Jamais le marché de l’or n’avait envoyé des signaux aussi contradictoires. D’un côté, les banques centrales accumulent à un rythme historique — plus de 244 tonnes au premier trimestre 2026, un niveau inédit. De l’autre, l’once a dévissé de près de 10 % en un mois pour clôturer la semaine à 4 239,70 dollars. Depuis son sommet de janvier à 5 626,80 dollars, la perte atteint déjà 25 %. Le recul depuis le début de l’année s’établit à 2,35 %.
Deux forces opposées expliquent ce retournement brutal. La première vient de la Banque centrale européenne. Après sept pauses consécutives, elle a relevé ses trois taux directeurs de 25 points de base le 11 juin, portant le taux de la facilité de dépôt à 2,25 % — une première depuis septembre 2023. Ce durcissement est directement lié au conflit iranien et à la fermeture du détroit d’Ormuz, qui a fait exploser les prix de l’énergie. La BCE anticipe désormais une inflation de 3,0 % en 2026 et a abaissé sa prévision de croissance à 0,8 %.
La seconde force, a priori paradoxale, est d’ordre diplomatique. Un accord de paix entre Washington et Téhéran semble imminent. Le Premier ministre pakistanais Shehbaz Sharif a évoqué une finalisation possible « dans les 24 heures », tandis qu’un accord intérimaire sur la réouverture du détroit d’Ormuz pourrait être signé en marge du G7. Or, la flambée des prix du pétrole due au conflit alimentait les craintes inflationnistes et justifiait un resserrement monétaire durable.

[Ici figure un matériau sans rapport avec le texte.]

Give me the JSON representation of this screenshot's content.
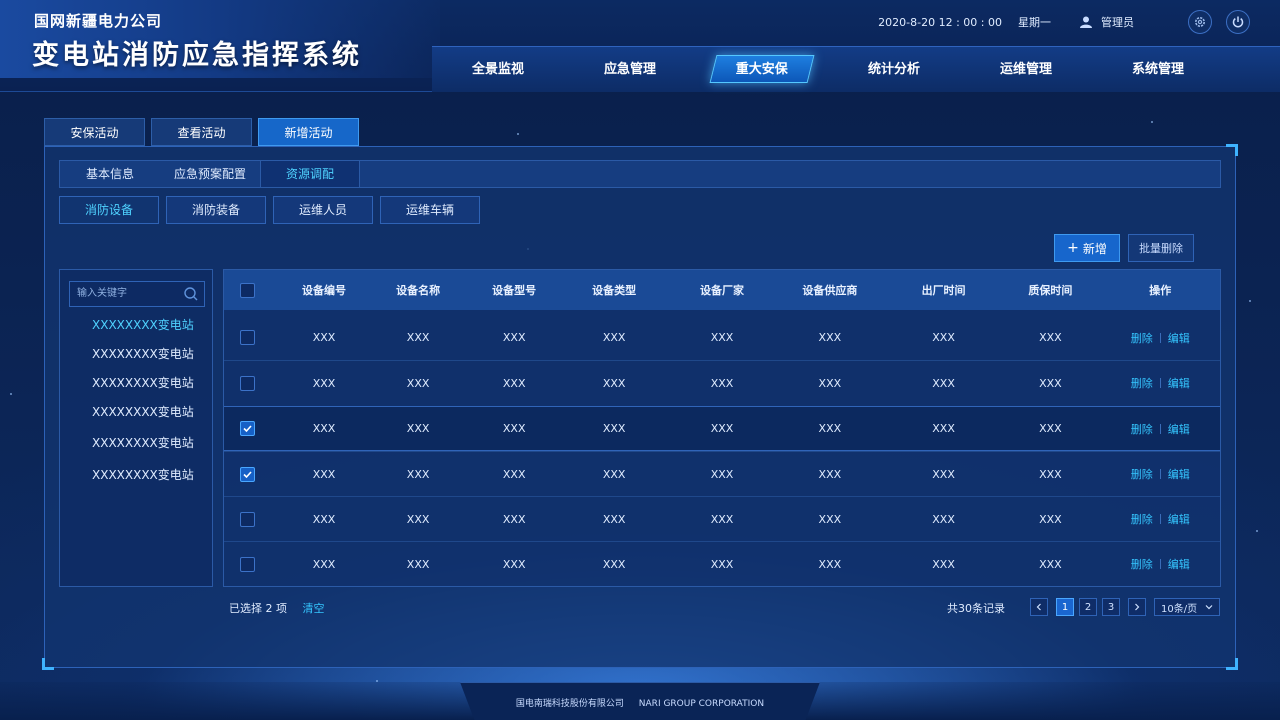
{
  "header": {
    "company": "国网新疆电力公司",
    "system_title": "变电站消防应急指挥系统",
    "datetime": "2020-8-20  12 : 00 : 00",
    "weekday": "星期一",
    "user": "管理员",
    "icons": [
      "user-icon",
      "gear-icon",
      "power-icon"
    ]
  },
  "nav": {
    "items": [
      {
        "label": "全景监视"
      },
      {
        "label": "应急管理"
      },
      {
        "label": "重大安保"
      },
      {
        "label": "统计分析"
      },
      {
        "label": "运维管理"
      },
      {
        "label": "系统管理"
      }
    ],
    "active": "重大安保"
  },
  "top_tabs": [
    {
      "label": "安保活动"
    },
    {
      "label": "查看活动"
    },
    {
      "label": "新增活动"
    }
  ],
  "sub_tabs": [
    {
      "label": "基本信息"
    },
    {
      "label": "应急预案配置"
    },
    {
      "label": "资源调配"
    }
  ],
  "res_tabs": [
    {
      "label": "消防设备"
    },
    {
      "label": "消防装备"
    },
    {
      "label": "运维人员"
    },
    {
      "label": "运维车辆"
    }
  ],
  "toolbar": {
    "add_label": "新增",
    "batch_delete_label": "批量删除"
  },
  "sidebar": {
    "search_placeholder": "输入关键字",
    "items": [
      {
        "label": "XXXXXXXX变电站"
      },
      {
        "label": "XXXXXXXX变电站"
      },
      {
        "label": "XXXXXXXX变电站"
      },
      {
        "label": "XXXXXXXX变电站"
      },
      {
        "label": "XXXXXXXX变电站"
      },
      {
        "label": "XXXXXXXX变电站"
      }
    ]
  },
  "table": {
    "columns": [
      "设备编号",
      "设备名称",
      "设备型号",
      "设备类型",
      "设备厂家",
      "设备供应商",
      "出厂时间",
      "质保时间",
      "操作"
    ],
    "rows": [
      {
        "checked": false,
        "cells": [
          "XXX",
          "XXX",
          "XXX",
          "XXX",
          "XXX",
          "XXX",
          "XXX",
          "XXX"
        ]
      },
      {
        "checked": false,
        "cells": [
          "XXX",
          "XXX",
          "XXX",
          "XXX",
          "XXX",
          "XXX",
          "XXX",
          "XXX"
        ]
      },
      {
        "checked": true,
        "cells": [
          "XXX",
          "XXX",
          "XXX",
          "XXX",
          "XXX",
          "XXX",
          "XXX",
          "XXX"
        ]
      },
      {
        "checked": true,
        "cells": [
          "XXX",
          "XXX",
          "XXX",
          "XXX",
          "XXX",
          "XXX",
          "XXX",
          "XXX"
        ]
      },
      {
        "checked": false,
        "cells": [
          "XXX",
          "XXX",
          "XXX",
          "XXX",
          "XXX",
          "XXX",
          "XXX",
          "XXX"
        ]
      },
      {
        "checked": false,
        "cells": [
          "XXX",
          "XXX",
          "XXX",
          "XXX",
          "XXX",
          "XXX",
          "XXX",
          "XXX"
        ]
      }
    ],
    "op_delete": "删除",
    "op_edit": "编辑"
  },
  "footer_bar": {
    "selected": "已选择 2 项",
    "clear": "清空",
    "total": "共30条记录",
    "pages": [
      "1",
      "2",
      "3"
    ],
    "current_page": "1",
    "page_size": "10条/页"
  },
  "footer": {
    "company_cn": "国电南瑞科技股份有限公司",
    "company_en": "NARI GROUP CORPORATION"
  },
  "colors": {
    "accent": "#35c6ff",
    "active_tab": "#1667c9",
    "background": "#0b2352"
  }
}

Un retour au calme affaiblit ce scénario et pèse mécaniquement sur l’or.
Aux États-Unis, l’inflation de mai a atteint 4,2 %, portée par une hausse de 23,5 % des prix de l’énergie. Les marchés intègrent désormais 70 % de probabilité d’un nouveau tour de vis de la Fed d’ici décembre 2026. La logique est implacable : des taux réels plus élevés renforcent le dollar et augmentent le coût d’opportunité de l’or, qui ne génère aucun rendement. L’effet refuge traditionnel de l’once face à l’inflation est neutralisé par la perspective de contre-mesures monétaires.
Sur le plan technique, le signal est clair. L’once a franchi à la baisse sa moyenne mobile à 200 jours pour la première fois depuis octobre 2023 — un classique signal de vente. Le RSI, à 36,1, flirte avec le territoire de survente, ce qui pourrait déclencher un rebond technique à court terme, sans pour autant inverser la tendance. Le prochain support majeur se situe désormais à 4 000 dollars.
La semaine s’annonce décisive avec la réunion du FOMC les 16 et 17 juin, la première sous la présidence de Kevin Warsh. Les marchés tablent à 97 % sur un statu quo. Tout l’enjeu réside dans le dot plot. Si les membres de la Fed repoussent la première baisse des taux à 2027, la pression sur l’or pourrait s’accentuer. À l’inverse, une fenêtre ouverte pour septembre provoquerait une vive contre-réaction. Warsh, qui a vivement critiqué la politique monétaire des vingt dernières années, pourrait marquer de son empreinte cette première réunion.
Dans ce climat baissier, les banques centrales ne faiblissent pas. La Chine a acheté 9,95 tonnes d’or en mai, portant ses réserves à 2 331,52 tonnes — soit la 19e acquisition mensuelle consécutive, la plus longue série depuis au moins 2015. En avril, les banques centrales ont ajouté 17 tonnes nettes supplémentaires, avec le retour d’acheteurs historiques et l’entrée de nouveaux venus du Guatemala, d’Indonésie et de Malaisie. La demande institutionnelle s’élargit donc sensiblement.
Pourtant, en Chine même, la fracture est nette. La demande de gros sur le marché civil est tombée à son plus bas niveau en seize ans, tandis que quatorze ETF aurifères ont subi des sorties de plus de 10 milliards de yuans (environ 1,48 milliard de dollars) en un seul mois. À l’échelle mondiale, la demande de barres et de pièces a bondi de 42 % au premier trimestre, à 474 tonnes — le deuxième plus fort trimestre jamais enregistré. Le World Gold Council chiffre la demande totale d’or à 193 milliards de dollars sur la période, en hausse de 74 %.
Malgré la chute, les analystes de J.P. Morgan Research maintiennent un objectif de 6 000 dollars l’once d’ici la fin de l’année. Ce scénario dépendra largement du signal donné par Kevin Warsh mercredi et de la réouverture effective du détroit d’Ormuz. Le vendredi 19 juin, le grand jour de dénouement des options ajoute encore une couche d’incertitude aux mouvements attendus.